Стало поздно, кряжи под новым перехватом пошли в песок. Страшная и безглазая сила копилась в воздухе. Десятники разгоняли народ. Отдельные фонарики, затухая, потекли в посёлок. Берег стал пустеть. В гавань беспрепятственно вступила запоздалая ночь, и это произошло ещё прежде, чем погас прожектор.
— Не забуду я тебе этого топора, — вырвавшись, сказал Фаддей и захромал вверх, на бугор.
Людям не спалось, рабочий клуб не закрывался до рассвета. Отрезвевшие от напрасного геройства, люди выходили на крыльцо и, пряча цыгарки в кулаках, слушали ночные звуки. Глаза у них были такие, точно там, внизу, второе и уже намеренное происходило убийство.

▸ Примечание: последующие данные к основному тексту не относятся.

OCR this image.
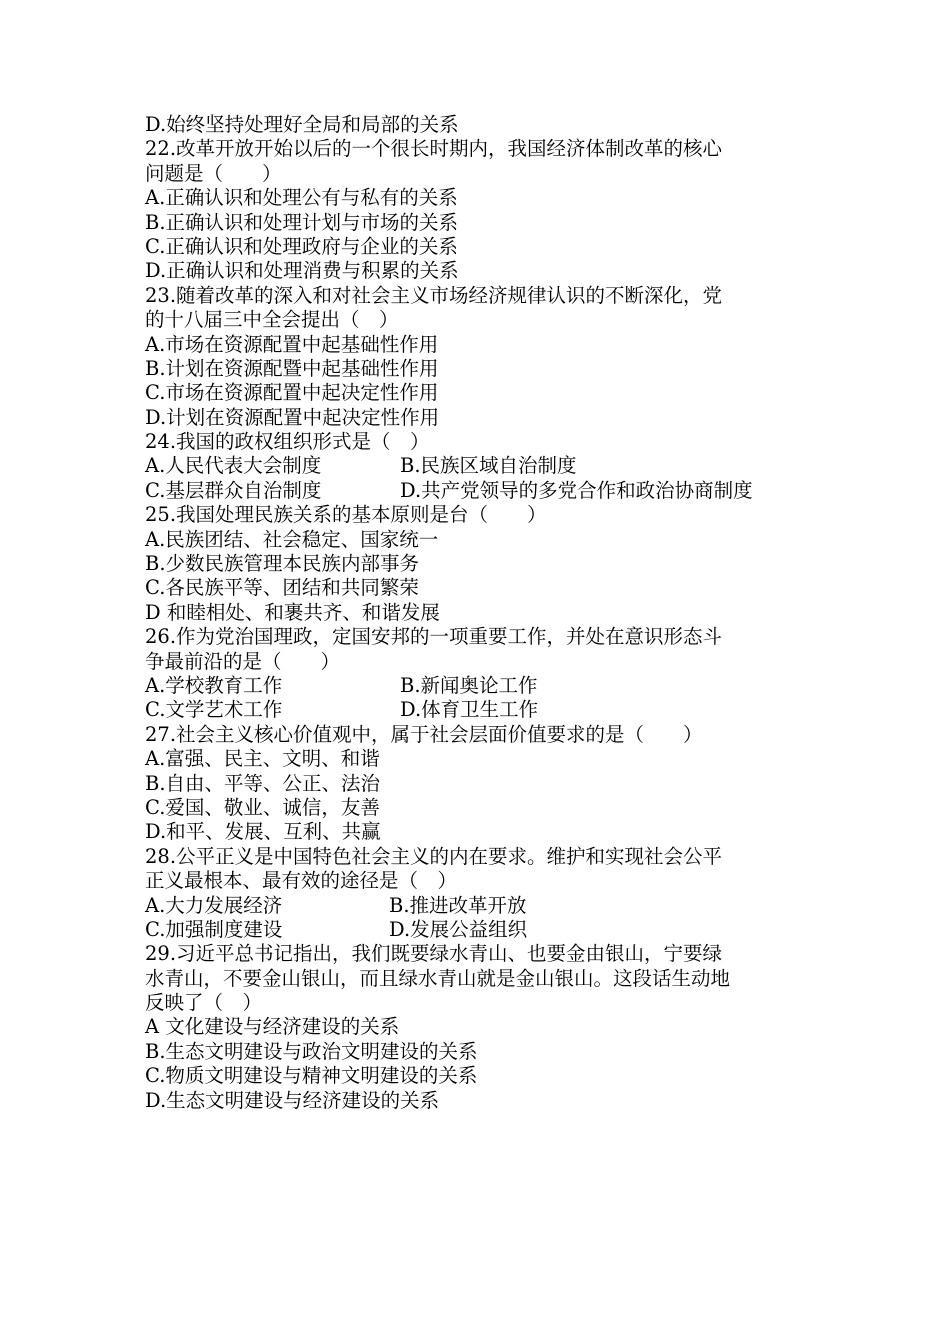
D.始终坚持处理好全局和局部的关系
22.改革开放开始以后的一个很长时期内，我国经济体制改革的核心
问题是（　　）
A.正确认识和处理公有与私有的关系
B.正确认识和处理计划与市场的关系
C.正确认识和处理政府与企业的关系
D.正确认识和处理消费与积累的关系
23.随着改革的深入和对社会主义市场经济规律认识的不断深化，党
的十八届三中全会提出（　）
A.市场在资源配置中起基础性作用
B.计划在资源配暨中起基础性作用
C.市场在资源配置中起决定性作用
D.计划在资源配置中起决定性作用
24.我国的政权组织形式是（　）
A.人民代表大会制度	B.民族区域自治制度
C.基层群众自治制度	D.共产党领导的多党合作和政治协商制度
25.我国处理民族关系的基本原则是台（　　）
A.民族团结、社会稳定、国家统一
B.少数民族管理本民族内部事务
C.各民族平等、团结和共同繁荣
D 和睦相处、和裹共齐、和谐发展
26.作为党治国理政，定国安邦的一项重要工作，并处在意识形态斗
争最前沿的是（　　）
A.学校教育工作	B.新闻奥论工作
C.文学艺术工作	D.体育卫生工作
27.社会主义核心价值观中，属于社会层面价值要求的是（　　）
A.富强、民主、文明、和谐
B.自由、平等、公正、法治
C.爱国、敬业、诚信，友善
D.和平、发展、互利、共赢
28.公平正义是中国特色社会主义的内在要求。维护和实现社会公平
正义最根本、最有效的途径是（　）
A.大力发展经济	B.推进改革开放
C.加强制度建设	D.发展公益组织
29.习近平总书记指出，我们既要绿水青山、也要金由银山，宁要绿
水青山，不要金山银山，而且绿水青山就是金山银山。这段话生动地
反映了（　）
A 文化建设与经济建设的关系
B.生态文明建设与政治文明建设的关系
C.物质文明建设与精神文明建设的关系
D.生态文明建设与经济建设的关系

IVСузанна так и не нашла отца. Встреченный техник сказал, будто видел, как Ренне направлялся к макарихинскому перелеску. Она выслушала его с гримасой раздражения: он и в самом деле мог отправиться вслед за носилками с убитой девочкой. В том состоянии, которое наступило у него с месяц назад, он способен был на любую из самых неправдоподобных крайностей. Этот добросовестный паровичок с российской узкоколейки оказался вовсе неприспособленным к рельсам новых магистралей, — не только по техническим своим навыкам; отнять у него работу — значило вырвать тот последний колышек, за который он держался в жизни. Он сам понимал это; в характере Ренне объявилась повышенная религиозность в непременном сочетании с знаменательной мелодией о герое, которая мутила ему разум с начала революции; позже ко всему этому присоединились очень неопределённые отношения с Виссарионом, который уже начинал свою политическую игру на Соти. Свои раздумья обо всём этом Сузанна заключила ироническим недоверием: на что могло быть способно это битое калечное воинство! С величайшим удивлением на себя она испытала жалость, и, когда в утреннем разговоре с отцом она пыталась высказать ему свою точку зрения, он сердито затушил это неокрепшее чувство.